Patients Association attacks older people care
Tough action is needed against hospitals that neglect patients, the Patients Association has said.
It published harrowing stories of patients, many of them elderly, left “starving”, told to go to the toilet in their seat because nurses were too busy and relatives largely ignored while their loved ones died.
The charity said for every one of the 16 stories in its damning report, it receives many more detailing similar levels of poor care at the hands of the NHS.
Several of the cases involved patients who died in agony because of inadequate pain relief and one patient, Immacolata Lacovara, who had a “do not resuscitate” order put in her notes without her family’s permission, meaning nurses at Central Middlesex Hospital refused to help when she struggled to breathe.
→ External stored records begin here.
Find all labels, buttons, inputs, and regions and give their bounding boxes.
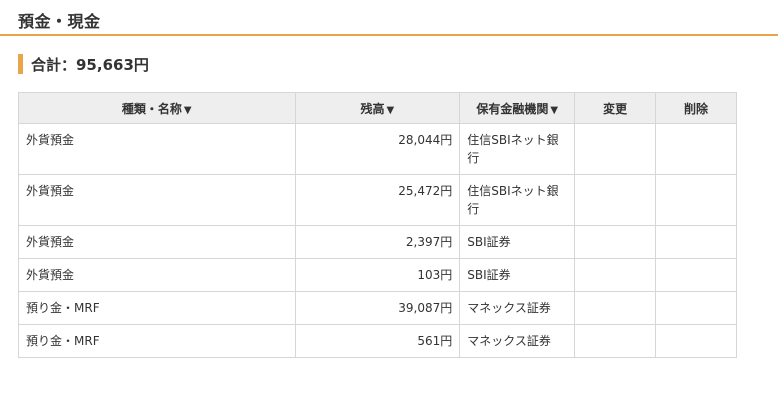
row-change-cell [574,291,657,325]
sort-arrow-icon: ▼ [183,104,192,116]
row-balance: 25,472円 [294,174,461,226]
row-balance: 561円 [294,324,461,358]
header-balance-label: 残高 [360,101,385,116]
row-name: 外貨預金 [18,174,296,226]
header-delete: 削除 [655,92,737,124]
table-row: 外貨預金 103円 SBI証券 [18,258,737,292]
sort-arrow-icon: ▼ [550,104,559,116]
row-change-cell [574,258,657,292]
sort-by-balance-header[interactable]: 残高 ▼ [294,92,461,124]
holdings-table: 種類・名称 ▼ 残高 ▼ 保有金融機関 ▼ 変更 削除 外貨預金 28,044円 住信… [18,92,737,358]
table-row: 預り金・MRF 39,087円 マネックス証券 [18,291,737,325]
section-header: 預金・現金 [0,0,778,36]
row-name: 預り金・MRF [18,324,296,358]
row-change-cell [574,324,657,358]
table-row: 外貨預金 28,044円 住信SBIネット銀行 [18,123,737,175]
row-name: 外貨預金 [18,258,296,292]
table-header-row: 種類・名称 ▼ 残高 ▼ 保有金融機関 ▼ 変更 削除 [18,92,737,124]
table-row: 外貨預金 2,397円 SBI証券 [18,225,737,259]
row-institution: SBI証券 [459,225,576,259]
row-change-cell [574,225,657,259]
total-summary: 合計：95,663円 [18,54,149,74]
header-name-label: 種類・名称 [121,101,182,116]
row-name: 外貨預金 [18,225,296,259]
total-amount: 合計：95,663円 [31,55,149,74]
row-balance: 103円 [294,258,461,292]
row-change-cell [574,123,657,175]
sort-arrow-icon: ▼ [386,104,395,116]
row-balance: 28,044円 [294,123,461,175]
row-delete-cell [655,291,737,325]
row-institution: マネックス証券 [459,324,576,358]
row-name: 外貨預金 [18,123,296,175]
row-institution: 住信SBIネット銀行 [459,174,576,226]
row-institution: SBI証券 [459,258,576,292]
row-balance: 2,397円 [294,225,461,259]
sort-by-institution-header[interactable]: 保有金融機関 ▼ [459,92,576,124]
row-delete-cell [655,225,737,259]
row-delete-cell [655,123,737,175]
row-institution: 住信SBIネット銀行 [459,123,576,175]
header-change: 変更 [574,92,657,124]
row-balance: 39,087円 [294,291,461,325]
row-delete-cell [655,258,737,292]
row-institution: マネックス証券 [459,291,576,325]
row-change-cell [574,174,657,226]
header-institution-label: 保有金融機関 [476,101,549,116]
sort-by-name-header[interactable]: 種類・名称 ▼ [18,92,296,124]
row-delete-cell [655,174,737,226]
table-row: 預り金・MRF 561円 マネックス証券 [18,324,737,358]
section-title: 預金・現金 [18,12,101,31]
total-accent-bar [18,54,23,74]
row-name: 預り金・MRF [18,291,296,325]
table-row: 外貨預金 25,472円 住信SBIネット銀行 [18,174,737,226]
row-delete-cell [655,324,737,358]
In another hospital, a family member witnessed a patient accidentally pouring boiling soup over her legs but the nurse saying she was too busy to clear it up, meaning the patient was scalded and a doctor had to be called.
Another, George Taylor, 83, was admitted to Chase Farm Hospital in north London in August of this year.
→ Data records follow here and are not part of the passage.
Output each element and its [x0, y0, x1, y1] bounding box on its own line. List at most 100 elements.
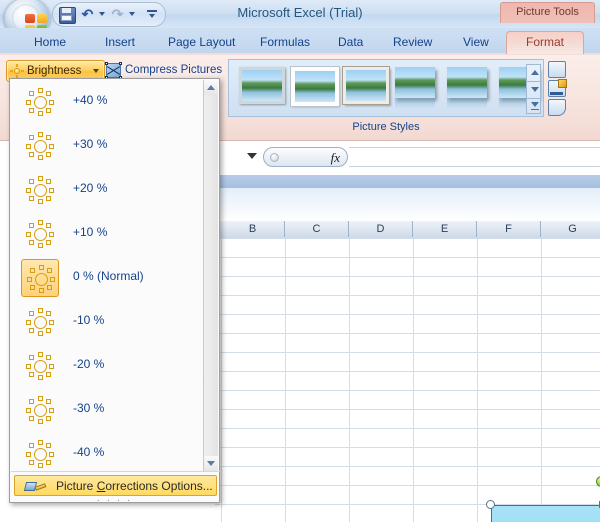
gallery-scroll-up-button[interactable]: [527, 65, 540, 81]
picture-styles-gallery[interactable]: [228, 59, 544, 117]
picture-styles-group-label: Picture Styles: [352, 121, 420, 133]
column-header-E[interactable]: E: [413, 221, 477, 237]
picture-style-thumb[interactable]: [291, 67, 339, 106]
brightness-option--30[interactable]: -30 %: [11, 388, 205, 432]
brightness-icon: [10, 64, 24, 78]
brightness-option-+40[interactable]: +40 %: [11, 80, 205, 124]
grid-row-line: [215, 485, 600, 486]
grid-column-line: [221, 238, 222, 522]
grid-column-line: [285, 238, 286, 522]
tab-formulas[interactable]: Formulas: [252, 31, 318, 53]
brightness-option-label: -40 %: [73, 445, 105, 459]
grid-row-line: [215, 333, 600, 334]
gallery-more-button[interactable]: [527, 99, 540, 115]
picture-border-icon[interactable]: [548, 79, 567, 97]
grid-row-line: [215, 352, 600, 353]
brightness-option--40[interactable]: -40 %: [11, 432, 205, 471]
menu-scroll-down-button[interactable]: [204, 456, 218, 471]
grid-column-line: [413, 238, 414, 522]
brightness-option--10[interactable]: -10 %: [11, 300, 205, 344]
column-header-G[interactable]: G: [541, 221, 600, 237]
excel-window: ↶ ↷ Microsoft Excel (Trial) Picture Tool…: [0, 0, 600, 522]
brightness-option-label: +40 %: [73, 93, 108, 107]
name-box-dropdown-icon[interactable]: [247, 153, 257, 159]
brightness-option-0normal[interactable]: 0 % (Normal): [11, 256, 205, 300]
brightness-sun-icon: [21, 259, 59, 297]
brightness-option-+20[interactable]: +20 %: [11, 168, 205, 212]
brightness-sun-icon: [21, 391, 59, 429]
picture-mountains-image[interactable]: [491, 505, 600, 522]
brightness-sun-icon: [21, 435, 59, 471]
brightness-option-label: -30 %: [73, 401, 105, 415]
menu-scrollbar[interactable]: [203, 80, 218, 471]
picture-effects-icon[interactable]: [548, 99, 566, 116]
brightness-option-label: +10 %: [73, 225, 108, 239]
grid-row-line: [215, 390, 600, 391]
compress-pictures-button[interactable]: Compress Pictures: [105, 60, 223, 80]
gallery-scroll-down-button[interactable]: [527, 82, 540, 98]
brightness-option-+30[interactable]: +30 %: [11, 124, 205, 168]
picture-shape-icon[interactable]: [548, 61, 566, 78]
picture-format-side-buttons: [548, 59, 568, 117]
picture-tools-context-label: Picture Tools: [500, 2, 595, 23]
brightness-options-list: +40 % +30 % +20 % +10 % 0 % (Normal) -10 % -20…: [11, 80, 205, 471]
picture-style-thumb[interactable]: [447, 67, 487, 109]
ribbon-tab-bar: Home Insert Page Layout Formulas Data Review V…: [0, 28, 600, 55]
brightness-option-label: +30 %: [73, 137, 108, 151]
picture-styles-group: Picture Styles: [228, 57, 568, 133]
picture-style-thumb[interactable]: [239, 67, 285, 104]
tab-insert[interactable]: Insert: [97, 31, 143, 53]
grid-row-line: [215, 276, 600, 277]
grid-row-line: [215, 428, 600, 429]
picture-corrections-options-item[interactable]: Picture Corrections Options...: [14, 475, 217, 496]
picture-style-thumb[interactable]: [395, 67, 435, 109]
tab-data[interactable]: Data: [330, 31, 371, 53]
brightness-sun-icon: [21, 215, 59, 253]
brightness-sun-icon: [21, 171, 59, 209]
tab-page-layout[interactable]: Page Layout: [160, 31, 243, 53]
picture-corrections-icon: [23, 479, 47, 494]
column-header-D[interactable]: D: [349, 221, 413, 237]
brightness-option-label: 0 % (Normal): [73, 269, 144, 283]
cell-grid[interactable]: [215, 238, 600, 522]
tab-view[interactable]: View: [455, 31, 497, 53]
brightness-dropdown-menu: +40 % +30 % +20 % +10 % 0 % (Normal) -10 % -20…: [9, 78, 220, 506]
compress-pictures-label: Compress Pictures: [125, 64, 223, 76]
formula-bar-row: fx: [215, 141, 600, 175]
brightness-option-label: -10 %: [73, 313, 105, 327]
menu-divider: [11, 471, 220, 472]
brightness-option-label: +20 %: [73, 181, 108, 195]
column-header-F[interactable]: F: [477, 221, 541, 237]
resize-handle-top-left[interactable]: [486, 500, 495, 509]
gallery-scrollbar[interactable]: [526, 64, 541, 114]
sheet-gradient-band: [215, 188, 600, 221]
menu-scroll-up-button[interactable]: [204, 80, 218, 95]
compress-pictures-icon: [105, 62, 122, 79]
brightness-option-+10[interactable]: +10 %: [11, 212, 205, 256]
grid-row-line: [215, 238, 600, 239]
grid-row-line: [215, 409, 600, 410]
rotate-handle[interactable]: [596, 476, 600, 487]
brightness-sun-icon: [21, 83, 59, 121]
selected-picture[interactable]: [486, 476, 600, 522]
tab-format[interactable]: Format: [506, 31, 584, 54]
brightness-sun-icon: [21, 347, 59, 385]
opt-text-post: orrections Options...: [105, 479, 213, 493]
brightness-sun-icon: [21, 303, 59, 341]
fx-label: fx: [330, 150, 340, 165]
tab-home[interactable]: Home: [26, 31, 74, 53]
picture-style-thumb[interactable]: [343, 67, 389, 104]
column-header-C[interactable]: C: [285, 221, 349, 237]
grid-column-line: [541, 238, 542, 522]
brightness-option-label: -20 %: [73, 357, 105, 371]
tab-review[interactable]: Review: [385, 31, 440, 53]
formula-input[interactable]: [349, 147, 600, 167]
insert-function-button[interactable]: fx: [263, 147, 348, 167]
grid-row-line: [215, 295, 600, 296]
brightness-option--20[interactable]: -20 %: [11, 344, 205, 388]
column-header-B[interactable]: B: [221, 221, 285, 237]
chevron-down-icon[interactable]: [93, 69, 99, 73]
grid-column-line: [349, 238, 350, 522]
menu-grip[interactable]: · · · ·: [10, 496, 219, 506]
picture-corrections-options-label: Picture Corrections Options...: [56, 479, 213, 493]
His daughter Gaynor Marshall said: “On one occasion during his time on the ward dad was sat in a chair by his bed and needed the toilet.
“He asked a nurse to assist him, but was told that she was too busy, and that it would be easier for her if dad relieved his bowels in the chair.”
The nurse promised to clean it up later but never did, leaving Mr Taylor’s wife to do so.
The report said it contained “first-hand accounts of some of the very worst stories of poor care in hospitals that have come to the attention of the Patients Association Helpline.”
It follows earlier reports into poor care of the elderly by the Care Quality Commission (CQC) and the Parliamentary and Health Service Ombudsman.
Today, the Patients Association repeated its call for tougher action, including independent clinical ‘patient safeguarding champions’ to identify those wards where a long-term cultural change is required and oversee them until it happens.
The report also said the CQC inspections may not be enough to ensure long-term change in the NHS.
“It is simply not good enough to allow hospitals to make changes in the short-term to pass follow up inspections, which mask a longer term culture amongst nursing staff who then allow standards to slip once the gaze of the CQC has shifted away to another problem hospital.”
A spokeswoman for the Department of Health said: “Everyone admitted to hospital deserves to be treated with compassion and dignity. Many parts of the NHS provide really good care, but some sadly fall short of what we demand.
“That’s why we asked the Care Quality Commission to carry out unannounced inspections on issues including patient dignity and nutrition.
“So far, 100 inspections have already been carried out and 700 more will be carried out next year.
“Wherever there is poor performance, we will root it out, and whatever the reason for that poor performance, we will tackle it. The Patients Association is right to raise these examples and issues, and we will work with them and with the NHS to sort these problems out.”